Irritable Bowel Syndrome

Irritable bowel syndrome (IBS) is a common disorder that affects the large intestine (colon), commonly causing cramping, abdominal pain, bloating, gas, diarrhea and constipation. IBS is a chronic condition that you will need to manage long-term.

I was diagnosed with irritable bowel syndrome when I was very young. I was constantly dealing with alternating bouts of constipation and diarrhea, cramping and bloating. I have always been a “high-strung”, or nervous person. But keeping those feelings hidden away inside to the point of causing illnesses. I’m learning, as I age, to let those feelings go and get rid of them so not to cause any more problems, or flare-ups, with any of my, already long list, of illnesses.

The signs and symptoms of irritable bowel syndrome can vary widely from person to person and often resemble those of other diseases. Among the most common are:

  • Abdominal pain or cramping
  • A bloated feeling
  • Gas
  • Diarrhea or constipation — sometimes alternating bouts of constipation and diarrhea
  • Mucus in the stool

For most people, IBS is a chronic condition, although there will likely be times when the signs and symptoms are worse and times when they improve or even disappear completely.

It’s not known exactly what causes irritable bowel syndrome, but a variety of factors play a role. The walls of the intestines are lined with layers of muscle that contract and relax in a coordinated rhythm as they move food from your stomach through your intestinal tract to your rectum. If you have irritable bowel syndrome, the contractions may be stronger and last longer than normal, causing gas, bloating and diarrhea. Or the opposite may occur, with weak intestinal contractions slowing food passage and leading to hard, dry stools.

 Abnormalities in your gastrointestinal nervous system also may play a role, causing you to experience greater than normal discomfort when your abdomen stretches from gas or stool. Poorly coordinated signals between the brain and the intestines can make your body overreact to the changes that normally occur in the digestive process. This overreaction can cause pain, diarrhea or constipation.
I was told by a gastroenterologist that the colon can be cut to pieces and you will not feel it, but if you expand the colon it becomes uncomfortable and begins to cause severe pain. He also explained the movement of the muscle contractions, sometimes they counter act and work against the muscles further up or down the line of the colon causing great discomfort and constipation.

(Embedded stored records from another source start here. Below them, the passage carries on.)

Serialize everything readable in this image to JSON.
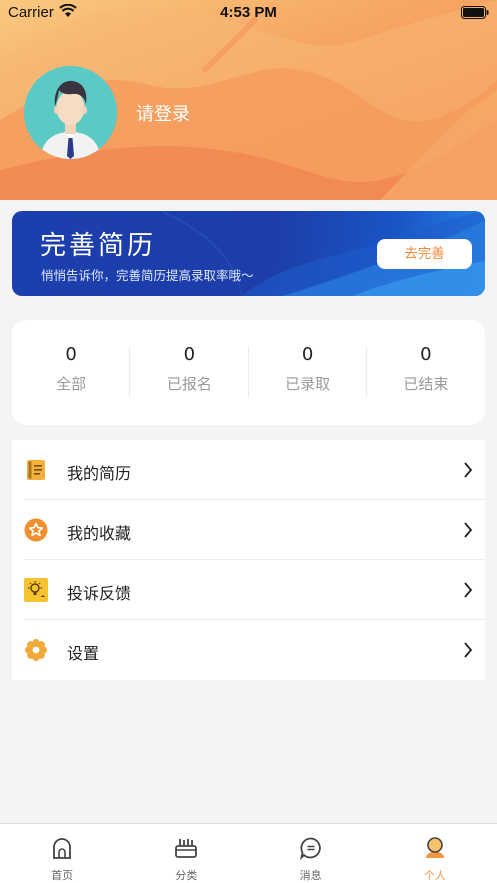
{
  "status_bar": {
    "carrier": "Carrier",
    "time": "4:53 PM"
  },
  "profile": {
    "login_prompt": "请登录"
  },
  "banner": {
    "title": "完善简历",
    "subtitle": "悄悄告诉你，完善简历提高录取率哦～",
    "button": "去完善"
  },
  "stats": [
    {
      "count": "0",
      "label": "全部"
    },
    {
      "count": "0",
      "label": "已报名"
    },
    {
      "count": "0",
      "label": "已录取"
    },
    {
      "count": "0",
      "label": "已结束"
    }
  ],
  "menu": [
    {
      "label": "我的简历",
      "icon": "resume-book-icon"
    },
    {
      "label": "我的收藏",
      "icon": "star-icon"
    },
    {
      "label": "投诉反馈",
      "icon": "lightbulb-icon"
    },
    {
      "label": "设置",
      "icon": "gear-icon"
    }
  ],
  "tabbar": [
    {
      "label": "首页",
      "icon": "home-icon",
      "active": false
    },
    {
      "label": "分类",
      "icon": "category-icon",
      "active": false
    },
    {
      "label": "消息",
      "icon": "message-icon",
      "active": false
    },
    {
      "label": "个人",
      "icon": "person-icon",
      "active": true
    }
  ],
  "colors": {
    "accent": "#f0963c",
    "header_gradient": [
      "#f9c97f",
      "#f1814d"
    ],
    "banner_blue": "#1d3ea8"
  }
}
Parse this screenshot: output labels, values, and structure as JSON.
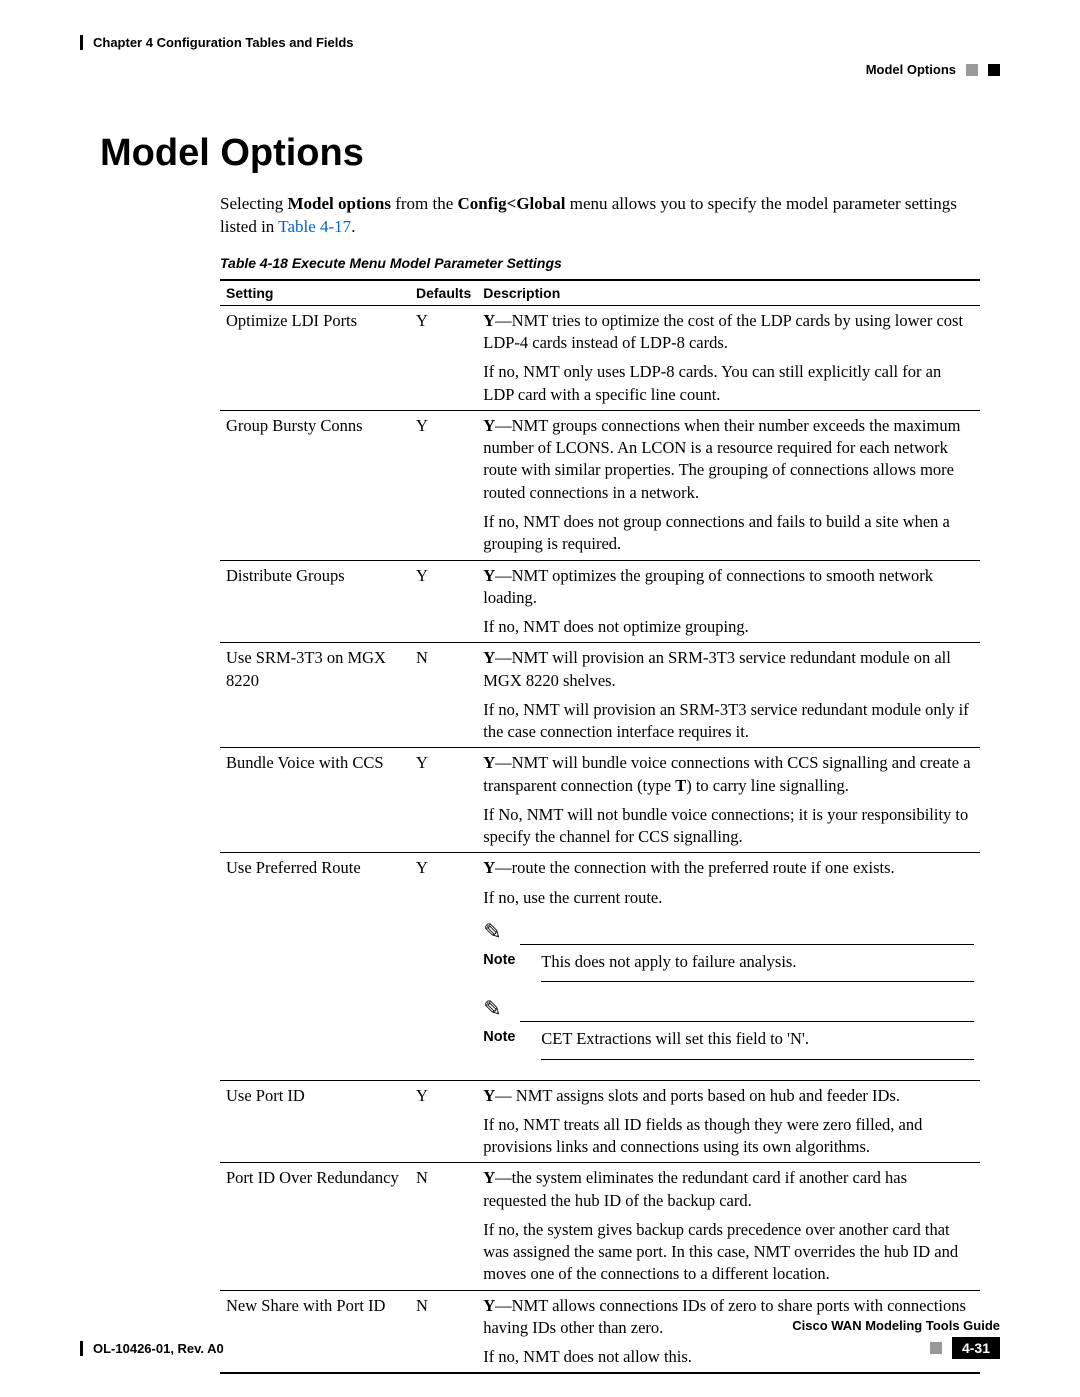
{
  "header": {
    "chapter": "Chapter 4    Configuration Tables and Fields",
    "section": "Model Options"
  },
  "title": "Model Options",
  "intro": {
    "pre": "Selecting ",
    "bold1": "Model options",
    "mid1": " from the ",
    "bold2": "Config<Global",
    "mid2": " menu allows you to specify the model parameter settings listed in ",
    "link": "Table 4-17",
    "post": "."
  },
  "caption": "Table 4-18   Execute Menu Model Parameter Settings",
  "columns": {
    "setting": "Setting",
    "defaults": "Defaults",
    "description": "Description"
  },
  "rows": [
    {
      "setting": "Optimize LDI Ports",
      "default": "Y",
      "parts": [
        {
          "lead": "Y",
          "text": "—NMT tries to optimize the cost of the LDP cards by using lower cost LDP-4 cards instead of LDP-8 cards."
        },
        {
          "text": "If no, NMT only uses LDP-8 cards. You can still explicitly call for an LDP card with a specific line count."
        }
      ]
    },
    {
      "setting": "Group Bursty Conns",
      "default": "Y",
      "parts": [
        {
          "lead": "Y",
          "text": "—NMT groups connections when their number exceeds the maximum number of LCONS. An LCON is a resource required for each network route with similar properties. The grouping of connections allows more routed connections in a network."
        },
        {
          "text": "If no, NMT does not group connections and fails to build a site when a grouping is required."
        }
      ]
    },
    {
      "setting": "Distribute Groups",
      "default": "Y",
      "parts": [
        {
          "lead": "Y",
          "text": "—NMT optimizes the grouping of connections to smooth network loading."
        },
        {
          "text": "If no, NMT does not optimize grouping."
        }
      ]
    },
    {
      "setting": "Use SRM-3T3 on MGX 8220",
      "default": "N",
      "parts": [
        {
          "lead": "Y",
          "text": "—NMT will provision an SRM-3T3 service redundant module on all MGX 8220 shelves."
        },
        {
          "text": "If no, NMT will provision an SRM-3T3 service redundant module only if the case connection interface requires it."
        }
      ]
    },
    {
      "setting": "Bundle Voice with CCS",
      "default": "Y",
      "parts": [
        {
          "lead": "Y",
          "text1": "—NMT will bundle voice connections with CCS signalling and create a transparent connection (type ",
          "bold": "T",
          "text2": ") to carry line signalling."
        },
        {
          "text": "If No, NMT will not bundle voice connections; it is your responsibility to specify the channel for CCS signalling."
        }
      ]
    },
    {
      "setting": "Use Preferred Route",
      "default": "Y",
      "parts": [
        {
          "lead": "Y",
          "text": "—route the connection with the preferred route if one exists."
        },
        {
          "text": "If no, use the current route."
        }
      ],
      "notes": [
        "This does not apply to failure analysis.",
        "CET Extractions will set this field to 'N'."
      ]
    },
    {
      "setting": "Use Port ID",
      "default": "Y",
      "parts": [
        {
          "lead": "Y",
          "text": "— NMT assigns slots and ports based on hub and feeder IDs."
        },
        {
          "text": "If no, NMT treats all ID fields as though they were zero filled, and provisions links and connections using its own algorithms."
        }
      ]
    },
    {
      "setting": "Port ID Over Redundancy",
      "default": "N",
      "parts": [
        {
          "lead": "Y",
          "text": "—the system eliminates the redundant card if another card has requested the hub ID of the backup card."
        },
        {
          "text": "If no, the system gives backup cards precedence over another card that was assigned the same port. In this case, NMT overrides the hub ID and moves one of the connections to a different location."
        }
      ]
    },
    {
      "setting": "New Share with Port ID",
      "default": "N",
      "parts": [
        {
          "lead": "Y",
          "text": "—NMT allows connections IDs of zero to share ports with connections having IDs other than zero."
        },
        {
          "text": "If no, NMT does not allow this."
        }
      ]
    }
  ],
  "note_label": "Note",
  "footer": {
    "guide": "Cisco WAN Modeling Tools Guide",
    "docid": "OL-10426-01, Rev. A0",
    "page": "4-31"
  }
}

Triggers vary from person to person

Stimuli that don’t bother other people can trigger symptoms in people with IBS — but not all people with the condition react to the same stimuli. Common triggers include:

  • Foods. The role of food allergy or intolerance in irritable bowel syndrome is not yet clearly understood, but many people have more severe symptoms when they eat certain things. A wide range of foods has been implicated — chocolate, spices, fats, fruits, beans, cabbage, cauliflower, broccoli, milk, carbonated beverages and alcohol to name a few.
  • Stress. Most people with IBS find that their signs and symptoms are worse or more frequent during periods of increased stress, such as finals week or the first weeks on a new job. But while stress may aggravate symptoms, it doesn’t cause them.
  • Hormones. Because women are twice as likely to have IBS, researchers believe that hormonal changes play a role in this condition. Many women find that signs and symptoms are worse during or around their menstrual periods.
  • Other illnesses. Sometimes another illness, such as an acute episode of infectious diarrhea (gastroenteritis) or too many bacteria in the intestines (bacterial overgrowth), can trigger IBS.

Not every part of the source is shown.